Читать «Неувядаемый цвет. Книга воспоминаний. Том 1» онлайн - страница 67

Николай Михайлович Любимов

Надежда Васильевна была наделена даром лектора. Ей бы надо было преподавать в высшей школе. Но у нас в классе подобрались ребята начитанные, развитые, и мы слушали Надежду Васильевну «носом и ушами» и успевали записывать самое главное. А чтобы история представала перед нами вживе, мы обращались к художественной литературе. Доходим до Юлия Цезаря – Надежда Васильевна предлагает нам прочесть трагедию Шекспира. Юлий Цезарь, Брут, Марк Антоний, Кассий, римская толпа, водоворот страстей, столкновение характеров, воль и умов – все это мы видели теперь как бы воочию.
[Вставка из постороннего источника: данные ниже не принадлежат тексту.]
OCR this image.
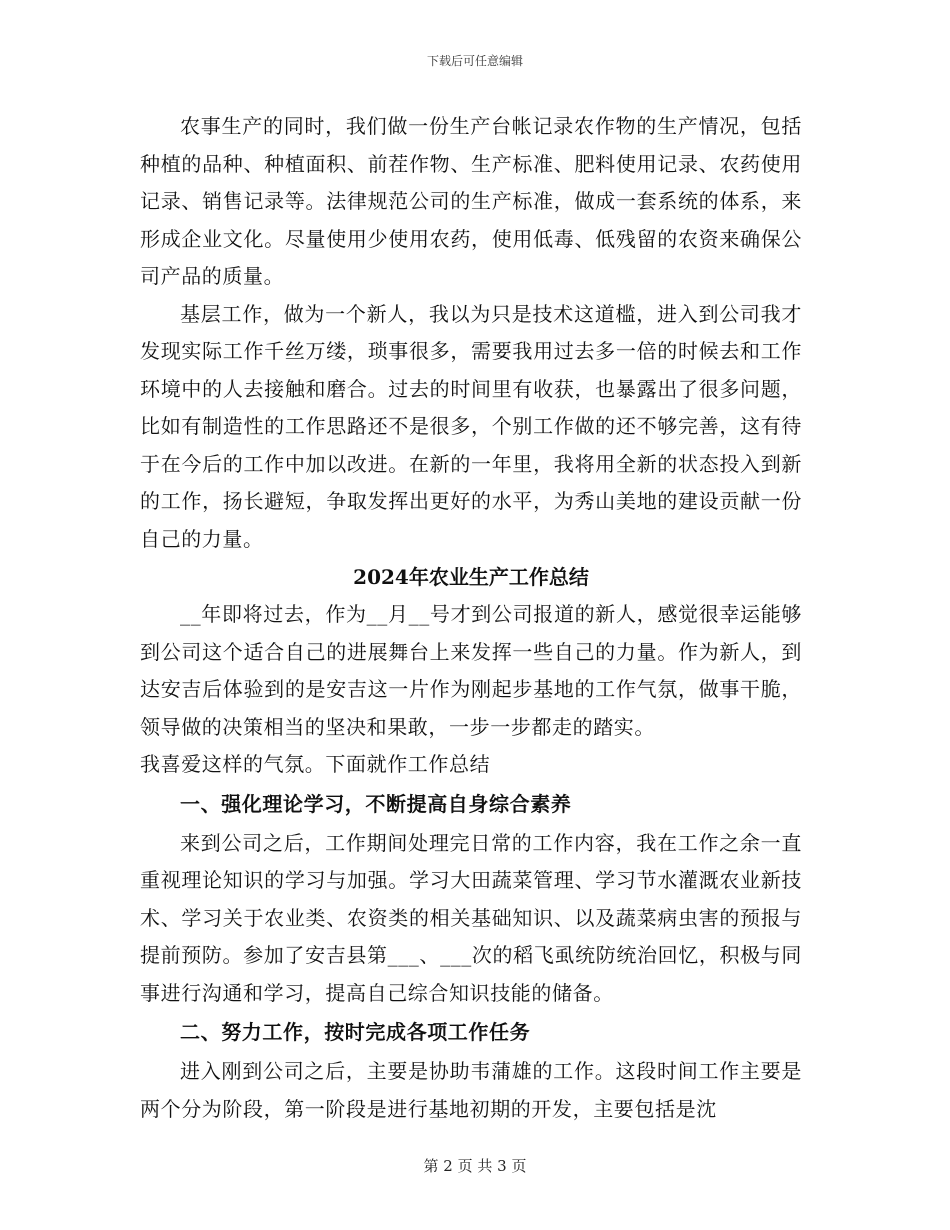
下载后可任意编辑

农事生产的同时，我们做一份生产台帐记录农作物的生产情况，包括种植的品种、种植面积、前茬作物、生产标准、肥料使用记录、农药使用记录、销售记录等。法律规范公司的生产标准，做成一套系统的体系，来形成企业文化。尽量使用少使用农药，使用低毒、低残留的农资来确保公司产品的质量。

基层工作，做为一个新人，我以为只是技术这道槛，进入到公司我才发现实际工作千丝万缕，琐事很多，需要我用过去多一倍的时候去和工作环境中的人去接触和磨合。过去的时间里有收获，也暴露出了很多问题，比如有制造性的工作思路还不是很多，个别工作做的还不够完善，这有待于在今后的工作中加以改进。在新的一年里，我将用全新的状态投入到新的工作，扬长避短，争取发挥出更好的水平，为秀山美地的建设贡献一份自己的力量。

2024年农业生产工作总结

__年即将过去，作为__月__号才到公司报道的新人，感觉很幸运能够到公司这个适合自己的进展舞台上来发挥一些自己的力量。作为新人，到达安吉后体验到的是安吉这一片作为刚起步基地的工作气氛，做事干脆，领导做的决策相当的坚决和果敢，一步一步都走的踏实。

我喜爱这样的气氛。下面就作工作总结

一、强化理论学习，不断提高自身综合素养

来到公司之后，工作期间处理完日常的工作内容，我在工作之余一直重视理论知识的学习与加强。学习大田蔬菜管理、学习节水灌溉农业新技术、学习关于农业类、农资类的相关基础知识、以及蔬菜病虫害的预报与提前预防。参加了安吉县第___、___次的稻飞虱统防统治回忆，积极与同事进行沟通和学习，提高自己综合知识技能的储备。

二、努力工作，按时完成各项工作任务

进入刚到公司之后，主要是协助韦蒲雄的工作。这段时间工作主要是两个分为阶段，第一阶段是进行基地初期的开发，主要包括是沈

第 2 页 共 3 页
Доходим до Юлиана-отступника – Надежда Васильевна советует нам прочесть дилогию Ибсена «Кесарь и Галилеянин». Надежда Васильевна открыла нам доступ к своей библиотеке, кое-что мы выуживали из школьной и Центральной библиотек. Но вот «Спартак» Джованьоли в пересказе для школьников оказался в единственном экземпляре. Всю книгу Надежда Васильевна с пояснениями трудных мест прочла нам во внеурочное время.
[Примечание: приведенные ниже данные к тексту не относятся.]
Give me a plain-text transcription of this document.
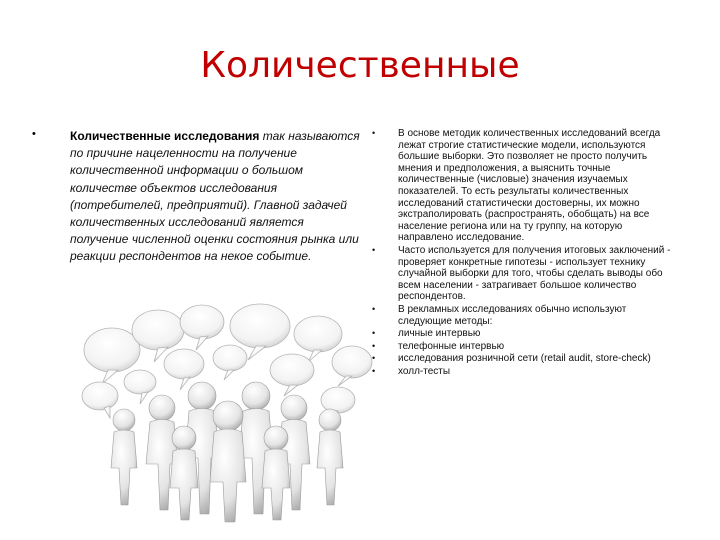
Количественные
•	Количественные исследования так называются по причине нацеленности на получение количественной информации о большом количестве объектов исследования (потребителей, предприятий). Главной задачей количественных исследований является получение численной оценки состояния рынка или реакции респондентов на некое событие.
• В основе методик количественных исследований всегда лежат строгие статистические модели, используются большие выборки. Это позволяет не просто получить мнения и предположения, а выяснить точные количественные (числовые) значения изучаемых показателей. То есть результаты количественных исследований статистически достоверны, их можно экстраполировать (распространять, обобщать) на все население региона или на ту группу, на которую направлено исследование.
• Часто используется для получения итоговых заключений - проверяет конкретные гипотезы - использует технику случайной выборки для того, чтобы сделать выводы обо всем населении - затрагивает большое количество респондентов.
• В рекламных исследованиях обычно используют следующие методы:
• личные интервью
• телефонные интервью
• исследования розничной сети (retail audit, store-check)
• холл-тесты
Уроков истории нам не хватало. Мы тратили перемену на то, чтобы проводить Надежду Васильевну до другого школьного здания и дорогой как можно больше у нее выспросить. Но эта страница нашей школьной жизни неожиданно быстро перевернулась.

В шестом классе Надежда Васильевна уже познакомила нас с программой, и вдруг новость: история отменяется; вместо нее мы будем проходить «обществоведение», или, как потом стали называть его ребята, «обще́ство», «общество́». Преподавать новый предмет будет приехавший из Калуги питомец Советскопартийной школы («Совпартшколы»), которая горками блинов напекала преподавателей «общественно-политических дисциплин».

Обществоведы у нас почему-то долго не задерживались. Познания их не отличались ни широтой, ни глубиной. Один из них, Семен Алексеевич Стрельцов, корчил из себя оратора и любил для пущей вескости скандировать слова.

– Вот это и есть, товарищи, финансовый ко-пе-тал – заключил он свою тираду.

Итог этой реформы оказался для нас плачевен. Нам преподнесли винегрет из экономики нашего уезда (мы ходили по базарам и ярмаркам и для чего-то записывали цены на товары), политической экономии, обрывков из русской истории, которую нам показывали в кривом зеркале «Рурской истории в самом сжатом очерке» Покровского, истории революционного движения на Западе, истории революционного движения в России (начиная с декабристов) и истории Всесоюзной коммунистической партии, кончая разгромом троцкистов.

Я еще в «первоступенском» возрасте прочел несколько учебников русской истории. Я читал «Тараса Бульбу», «Бориса Годунова», драматическую трилогию Ал. Конст. Толстого, его роман «Князь Серебряный» и его исторические баллады, «Юрия Милославского», «Арапа Петра Великого», «Полтаву», «Капитанскую дочку», позднее – «Войну и мир» – это вводило меня в мир образов и событий отечественной истории. И потом я всю жизнь восполнял пробелы. А моих товарищей можно было разбудить в первосонье, и они без запинки ответили бы, кто входил в группу «Освобождение труда» (состав этой группы мы особенно хорошо знали, потому что облегчали себе процесс затверживанья: мы заучивали фамилии в таком порядке, что первые буквы фамилий освободителей труда составляли нецензурное слово), но вот о Смутном времени они имели представление самое смутное. Киевскую Русь вообще никак себе не представляли, а некоторые выходили из школы с твердым убеждением, что крепостное право отменила Октябрьская революция. История России притягивала и притягивает меня к себе и сейчас, история Востока и Запада любознательности во мне не будила, и в этой отрасли я по милости Наркомпроса так и остался недоучкой.